In some of my previous posts I mentioned that Process monitoring is busted in Kaseya and I still stand by it, but I have some new info that may or may not be of use so here it goes.
As most of you guys will know Process monitoring can generate an Alert if a process is running or is not running. In an ideal world if you monitor for a process that is running and then that monitor would re-arm once it has stopped running however in Kaseyaland you will get an alert around every 1 minutes and 4-5 milliseconds for as long as the executable is running or not running depending what you are monitoring for.
From my research last year into this the minimum run time time for an executable file to be detected appeared to match the agent check-in time which is commonly 30 seconds. This however appears to have changed in the last 6 months or possible since my Kserver upgrade to 6.0.1 and today I found the minimum run time for process to be detected is around 60.4 - 60.5 seconds (1 minutes and 4-5 milliseconds). I found that 75 seconds could potentially give you a duplicate alert around 1/10 times, I tested this twice and got the same result.To clarify what I mean with a duplicate alert is; You run the executable and you get an alert and as soon as you see the alert you run the executable again and then you get 2 more alerts because the total time span from when you first run the executable to the second time you ran it is picked up as one executable running for around 3minutes with an alert every 60.4 - 60.5 seconds.
I ran another tests with a process that runs for 60.5 seconds also generates a duplicate alert around 1/10 times which made me come to the conclusion that there must be a cool down period after the process has stopped which i suspect could be related to the 30 second agent check-in or potentially an unknown polling time.
So in short if you decide to use process monitoring, your executable must run for at least 60.4 - 60.5 seconds (1 minutes and 4-5 milliseconds) to get an alert every time it runs. If you plan to use the "dummy" executable method to trigger Alerts via agent Procedure put a Pause in your Agent procedure of say 1-2min so that two process alerts triggered within a 30-60second window of each other does not blend and generate a 3rd False alert.
All my evidence is empirical so if you disagree and/or have proof that would correct any of my observations please feel free to add it in the comments.
Just an update on this, last night I finally upgraded my Kserver from 6.0.1 to 6.1 and after retesting this I found that my 60.5 second executable gives me 12 alerts for 10 tests meaning I got 2 false alerts. Using my 30 second executable I now get 10/10 instead of the 1/10 I got around a month ago. My Test Process monitor set has a 30second re-arm period which in theory should have given me 2 alerts per test run with my 60.5 second executable yet yesterday I got 10/10 and today 12/10 alerts per test.
The one constant out of all of this is using a 30-60 second window between tests, it definitely decreases the number of false alerts.
Great food for thought. Two questions, 1) what is your agent check in interval and 2) have you found that by adjusting the check in interval affects (effects... I can never get those straight) your results?
My other signature was way better!
1) I use the standard 30 Second check-in time.

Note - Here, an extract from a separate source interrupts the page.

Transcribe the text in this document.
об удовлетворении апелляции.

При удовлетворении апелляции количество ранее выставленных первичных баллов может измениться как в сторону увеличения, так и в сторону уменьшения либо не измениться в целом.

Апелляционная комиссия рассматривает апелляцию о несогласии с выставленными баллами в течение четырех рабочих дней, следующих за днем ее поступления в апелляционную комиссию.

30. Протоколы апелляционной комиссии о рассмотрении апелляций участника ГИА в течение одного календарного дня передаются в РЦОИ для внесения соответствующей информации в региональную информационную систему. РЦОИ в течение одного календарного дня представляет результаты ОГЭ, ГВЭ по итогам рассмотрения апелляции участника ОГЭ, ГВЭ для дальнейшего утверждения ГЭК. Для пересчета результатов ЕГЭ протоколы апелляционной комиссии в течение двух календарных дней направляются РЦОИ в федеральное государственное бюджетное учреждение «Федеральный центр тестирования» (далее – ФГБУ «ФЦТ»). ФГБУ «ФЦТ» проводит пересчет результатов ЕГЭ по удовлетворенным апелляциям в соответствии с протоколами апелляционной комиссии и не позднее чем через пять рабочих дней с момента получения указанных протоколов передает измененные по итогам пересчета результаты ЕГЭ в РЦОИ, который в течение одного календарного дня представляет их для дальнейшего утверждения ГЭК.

2) Nope, I have not tried to change it as check in times as it should only affect when you receive the alerts in Kaseya and not the actual time stamp the alert occurs.
So after many months of no traction in getting Kaseya to add Procedure alerting, I have given up and decided to revisit this method of generating alerts. In the process of troubleshooting this method I have discovered or possibly rediscovered something that they don't teach in any of the Kaseya provided training.
When executing a fake process via an agent procedure the actual agent procedure will the majority of the time (or appears to) block the agent from executing the process monitoring. How I discovered this is by changing the method of executing the fake process as my default method of executing any standalone executable is the "Execute Shell Command" option. Note that the "Execute Shell Command" step will always finish after the executable task has finished, which means if you need generate an alert via a fake process your fake process has to run at least +30sec after the procedure has ended.
The easiest method to get around this problem is to use the "Execute File" option and to not tick the "Wait for the program to complete before continuing" check box.
I tested this last night by scheduling 1min fake process to run execute every 30min and applied a monitoring set with a 1min 30sec re-arm period to avoid getting duplicate alerts and it worked perfectly.
Hope that other ppl can make use of this information.
@ HardKnox, are you still using this method for generating Alarms in Group Status Alarm for Events created by Event Log Monitoring? I created a fake process that runs for 60 seconds, created a Monitor Set that looks for that Process to be runing and has a re-arm of 90 seconds. I run the script with Execute File and I see my fake process running, but no Alarm is generated. Any idea what might be causing it not to generate the Alarm?
Thanks!
Weird, it appears to be working today... Is the default check-in time 30 seconds?
Sure do and its working great since I figured out the bugs.
How are you executing the fake process? The key is to execute it using the "Execute File" without using the "Wait for the program to complete before continuing" option as the procedure that executes the process will block the process monitoring sometimes and the "Execute Shell Command" step will wait until the fake process is done before it continues so the process monitoring will get blocked again.